Here is a representation of what the processor will do with the configuration listed in the job above

const firstSlice = [
{ name: 'chilly', age: 33 },
{ name: 'willy', age: 31 },
{ name: 'philly', age: 43 },
];

const results = await process.run(firstSlice);

// the processor will always return the input records.
results === firstSlice;

// file made at bucket /app/data/test_files/{WORKER_ID}.0
`
"{"name":"chilly"}"\n
"{"name":"willy"}"\n
"{"name":"philly"}"\n
`

const secondSlice = [
{ name: 'fred', age: 33 },
{ name: 'art', age: 31 },
{ name: 'herbert', age: 43 },
];

const results = await process.run(secondSlice);

// the processor will always return the input records.
results === secondSlice;

// file made at bucket /app/data/test_files/{WORKER_ID}.1
`
"{"name":"fred"}"\n
"{"name":"art"}"\n
"{"name":"herbert"}"\n
`

Write csv to file

This test job will send data to csv files that include column headers in the worker's /app/data/test_files directory.

Example Job

{
"name": "s3_exporter",
"lifecycle": "once",
"workers": 1,
"max_retries": 0,
"assets": [
"file",
"standard"
],
"apis": [
{
"_name": "s3_sender_api",
"path": "/app/data/test_files",
"format": "csv",
"include_header": true
}
],
"operations": [
{
"_op": "test-reader"
},
{
"_op": "s3_exporter",
"_api_name": "s3_sender_api"
}
]
}

Here is a representation of what the processor will do with the configuration listed in the job above

const firstSlice = [
{ name: 'chilly', age: 33 },
{ name: 'willy', age: 31 },
{ name: 'philly', age: 43 },
];

const results = await process.run(firstSlice);

// the processor will always return the input records.
results === firstSlice;

// file made at bucket /app/data/test_files/{WORKER_ID}.0
`
"name","age"\n
"chilly", 33"\n
"willy", 31"\n
"philly", 43"\n
`

Parameters

ConfigurationDescriptionTypeNotes
_opName of operation, it must reflect the exact name of the fileStringrequired
_api_nameName of api used for s3_exporterStringrequired

API usage in a job

In file_assets v4, teraslice apis must be set within the job configuration.
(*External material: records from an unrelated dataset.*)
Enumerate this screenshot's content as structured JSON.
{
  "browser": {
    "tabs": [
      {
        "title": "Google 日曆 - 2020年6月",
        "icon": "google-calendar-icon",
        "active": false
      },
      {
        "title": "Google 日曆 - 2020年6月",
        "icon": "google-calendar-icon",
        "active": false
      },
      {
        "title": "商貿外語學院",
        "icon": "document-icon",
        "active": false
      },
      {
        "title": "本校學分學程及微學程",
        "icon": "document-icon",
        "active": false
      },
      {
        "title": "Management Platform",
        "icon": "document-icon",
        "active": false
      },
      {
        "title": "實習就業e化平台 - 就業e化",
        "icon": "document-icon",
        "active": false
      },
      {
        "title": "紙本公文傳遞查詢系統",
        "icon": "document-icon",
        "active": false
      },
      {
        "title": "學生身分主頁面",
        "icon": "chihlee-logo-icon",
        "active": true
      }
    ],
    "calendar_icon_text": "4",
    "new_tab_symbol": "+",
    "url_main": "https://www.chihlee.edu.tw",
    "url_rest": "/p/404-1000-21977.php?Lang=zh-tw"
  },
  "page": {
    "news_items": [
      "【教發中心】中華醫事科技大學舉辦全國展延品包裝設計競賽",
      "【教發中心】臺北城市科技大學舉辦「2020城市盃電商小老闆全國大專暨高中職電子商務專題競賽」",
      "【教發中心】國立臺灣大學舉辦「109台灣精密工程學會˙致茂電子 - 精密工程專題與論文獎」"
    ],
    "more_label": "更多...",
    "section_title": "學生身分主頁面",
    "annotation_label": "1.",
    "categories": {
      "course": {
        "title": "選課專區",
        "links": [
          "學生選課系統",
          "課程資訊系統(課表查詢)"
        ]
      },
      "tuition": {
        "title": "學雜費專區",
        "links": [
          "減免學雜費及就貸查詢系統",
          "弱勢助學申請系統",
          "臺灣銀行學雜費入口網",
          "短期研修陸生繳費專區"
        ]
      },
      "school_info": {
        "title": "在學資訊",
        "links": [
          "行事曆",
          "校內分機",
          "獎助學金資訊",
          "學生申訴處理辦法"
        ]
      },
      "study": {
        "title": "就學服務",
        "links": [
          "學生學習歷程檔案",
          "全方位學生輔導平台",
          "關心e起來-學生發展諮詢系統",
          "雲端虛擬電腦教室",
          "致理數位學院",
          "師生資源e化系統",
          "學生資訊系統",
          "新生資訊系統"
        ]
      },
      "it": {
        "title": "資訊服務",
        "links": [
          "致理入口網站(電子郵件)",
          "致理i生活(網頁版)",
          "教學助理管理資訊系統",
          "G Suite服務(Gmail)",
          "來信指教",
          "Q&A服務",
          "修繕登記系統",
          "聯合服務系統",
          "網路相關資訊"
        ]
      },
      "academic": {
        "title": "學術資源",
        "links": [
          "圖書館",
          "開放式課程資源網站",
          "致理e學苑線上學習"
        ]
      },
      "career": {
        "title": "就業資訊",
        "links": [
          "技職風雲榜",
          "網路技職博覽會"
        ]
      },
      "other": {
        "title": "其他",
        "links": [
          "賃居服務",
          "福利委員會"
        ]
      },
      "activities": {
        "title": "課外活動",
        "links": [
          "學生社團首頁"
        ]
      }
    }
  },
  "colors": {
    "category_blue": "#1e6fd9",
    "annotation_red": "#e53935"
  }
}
Teraslice will no longer automatically setup the api for you. All fields related to the api that were previously allowed on the operation config must be specified in the api config. Configurations for the api should no longer be set on the operation as they will be ignored. The api's _name must match the operation's _api_name.

{
"name": "s3_sender",
"lifecycle": "once",
"analytics": true,
"slicers": 1,
"workers": 1,
"assets": [
"file",
"elasticsearch"
],
"apis": [
{
"_name": "s3_sender_api",
"path": "routed-path-s3",
"file_per_slice": true
},
{
"_name": "elasticsearch_reader_api",
"size": 500,
"index": "test_index",
"type": "events",
"date_field_name": "created",
"time_resolution": "ms"
}
],
"operations": [
{
"_op": "elasticsearch_reader",
"_api_name": "elasticsearch_reader_api",
},
{
"_op": "s3_exporter",
"_api_name": "s3_sender_api",
}
]
}